A biological virus does not need to have interiority or personality to be dangerous.

Regardless of whether they are useful or ethical, these things are adaptive and capable enough at all the things *relevant enough to be a threat in the way I am describing*. Whether or not to use them for code generation, which I DO NOT ADVOCATE!, is immaterial to that.

In fact, if you have ANY takeaway from what I am writing about whether or not this indicates that these things should be used for your coding projects, my takeaway is that you SHOULD NOT USE THEM FOR YOUR CODING PROJECTS

See my recent blogpost on this https://dustycloud.org/blog/the-first-ai-agent-worm-is-months-away-if-that/

Attacks are happening *now* against FOSS projects which use PR / code review agents. The threats I am describing here put everyone at risk, but it means that projects which use codegen / LLM tech for their development *at any capacity* create a cybersecurity public health risk. And it puts you and your project at risk of being initialization vectors for infecting the rest of the FOSS ecosystem.

THAT'S your takeaway, if you want one.

The first AI agent worm is months away, if that -- Dustycloud Brainstorms

@cwebber

... when's the last time you did a code review - from a human?

@tuban_muzuru I do them all the time, as part of my job, thanks

@cwebber

... and your red pen stays in the drawer, does it ? Your people don't make mistakes, I guess.

@tuban_muzuru @cwebber humans do have personality, interiority, and are conscious, capable of learning, are capable of being trusted and of making mistakes.
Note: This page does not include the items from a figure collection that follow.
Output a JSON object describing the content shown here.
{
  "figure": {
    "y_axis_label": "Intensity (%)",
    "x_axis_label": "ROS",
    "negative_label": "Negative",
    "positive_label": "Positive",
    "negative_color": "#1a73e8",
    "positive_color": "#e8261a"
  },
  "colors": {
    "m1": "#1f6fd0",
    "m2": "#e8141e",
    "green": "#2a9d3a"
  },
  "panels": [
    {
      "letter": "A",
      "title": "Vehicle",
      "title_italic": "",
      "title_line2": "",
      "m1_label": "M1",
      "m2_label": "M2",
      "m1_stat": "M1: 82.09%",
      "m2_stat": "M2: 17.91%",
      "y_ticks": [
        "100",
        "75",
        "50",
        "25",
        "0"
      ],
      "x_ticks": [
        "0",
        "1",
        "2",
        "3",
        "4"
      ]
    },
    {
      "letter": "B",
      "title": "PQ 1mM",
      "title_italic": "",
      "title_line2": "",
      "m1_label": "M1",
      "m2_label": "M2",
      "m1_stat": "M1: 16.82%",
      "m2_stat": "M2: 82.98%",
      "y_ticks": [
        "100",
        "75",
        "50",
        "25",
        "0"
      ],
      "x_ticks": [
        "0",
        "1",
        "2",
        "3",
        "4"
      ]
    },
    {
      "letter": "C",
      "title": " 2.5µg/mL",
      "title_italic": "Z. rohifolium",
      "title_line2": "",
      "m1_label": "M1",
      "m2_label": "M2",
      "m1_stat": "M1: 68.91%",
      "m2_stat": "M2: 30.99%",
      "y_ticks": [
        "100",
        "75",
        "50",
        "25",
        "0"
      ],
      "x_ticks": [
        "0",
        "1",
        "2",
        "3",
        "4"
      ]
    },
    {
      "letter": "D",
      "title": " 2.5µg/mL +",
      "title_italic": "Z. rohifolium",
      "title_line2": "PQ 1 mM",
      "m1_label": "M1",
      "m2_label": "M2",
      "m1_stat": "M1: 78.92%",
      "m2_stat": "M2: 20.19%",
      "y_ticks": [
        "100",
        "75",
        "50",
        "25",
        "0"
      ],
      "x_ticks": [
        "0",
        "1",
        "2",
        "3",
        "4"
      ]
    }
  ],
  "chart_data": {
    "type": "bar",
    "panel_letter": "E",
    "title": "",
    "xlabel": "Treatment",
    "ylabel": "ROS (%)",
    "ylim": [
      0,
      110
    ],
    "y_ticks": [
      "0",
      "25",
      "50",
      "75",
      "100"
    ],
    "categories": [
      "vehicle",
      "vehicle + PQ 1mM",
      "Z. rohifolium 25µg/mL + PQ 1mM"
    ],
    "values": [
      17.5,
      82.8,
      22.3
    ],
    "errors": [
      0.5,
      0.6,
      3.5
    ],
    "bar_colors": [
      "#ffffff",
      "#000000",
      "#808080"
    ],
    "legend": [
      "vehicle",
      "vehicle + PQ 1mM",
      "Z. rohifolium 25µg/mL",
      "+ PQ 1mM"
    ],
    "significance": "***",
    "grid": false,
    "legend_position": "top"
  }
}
None of the current llm backed ai can do any of these things.

Are you defending the use of an ai that produces undesired code because humans can also make mistakes? Can you spell out your argument? It doesn't seem human mistakes have any impact on the risks of an AI used to generate code.

And: the discussion is about code review not gen.

@poleguy @cwebber

A beginner asks for code
A pro asks for spec.

Take a look for yourself, this is how it works and I do mean works.

https://codeberg.org/dweese/rabbitmq_workspace/src/branch/main/Claude

rabbitmq_workspace

Refactoring into effective projects, egui-components, rabbitmq_config and rabbitmq_ui

Codeberg.org

@tuban_muzuru @cwebber nobody in this thread claimed AI code generation doesn't work, did they?

I have Claude Opus 4.6 through my job. I agree it works.

The thread is not about that at all, is it? Who are you arguing with?

It says there are risks of worm behavior whether the tool is up to the coding or code review job or not. Or did I lose the thread?

@poleguy @cwebber

> @tuban_muzuru @cwebber humans do have personality, ... and make mistakes. None of the current llm backed ai can do any of these things.

A simulacrum has personality? Or is omniscient and error free?

THEY MAKE MISTAKES

> Are you defending the use of an ai that produces undesired code because humans can also make mistakes?

Practically speaking, yes. The user asked for it.

@tuban_muzuru @cwebber

(Sorry, I don't understand your question: "A simulacrum has personality?")

Sorry, but LLM's _cannot_ make "mistakes." They generate code based on statistics. The code may or may not be fit to purpose, or syntactically correct, but that is simply a failure of the code generation, not a mistake. It is only a mistake if you commit that to your repo... but that's _your_ mistake, not the LLM's mistake.

Typewrites don't make mistakes either. Typists do. :-)

@poleguy @cwebber

Look, the reason you can't see where this thread started is the post has been deleted. It was just another Chicken Little post about how Our Code Contains No AI.

Truth was, I was baffled by your initial post. I'm not sure we disagree at all, and offer apology where needed....

@tuban_muzuru @cwebber actually, I can still see the original post. I presume you can't because you were blocked?

I don't think we are in very much disagreement. I'm not a big llm fan, but I know what they can do.

I respect those who refuse to use them. And I respect those who are trying to understand failure modes like the worm injection risk brought up here.

Just because someone predicts the sky falling does not mean there is no risk of the sky falling. Someone has to research it.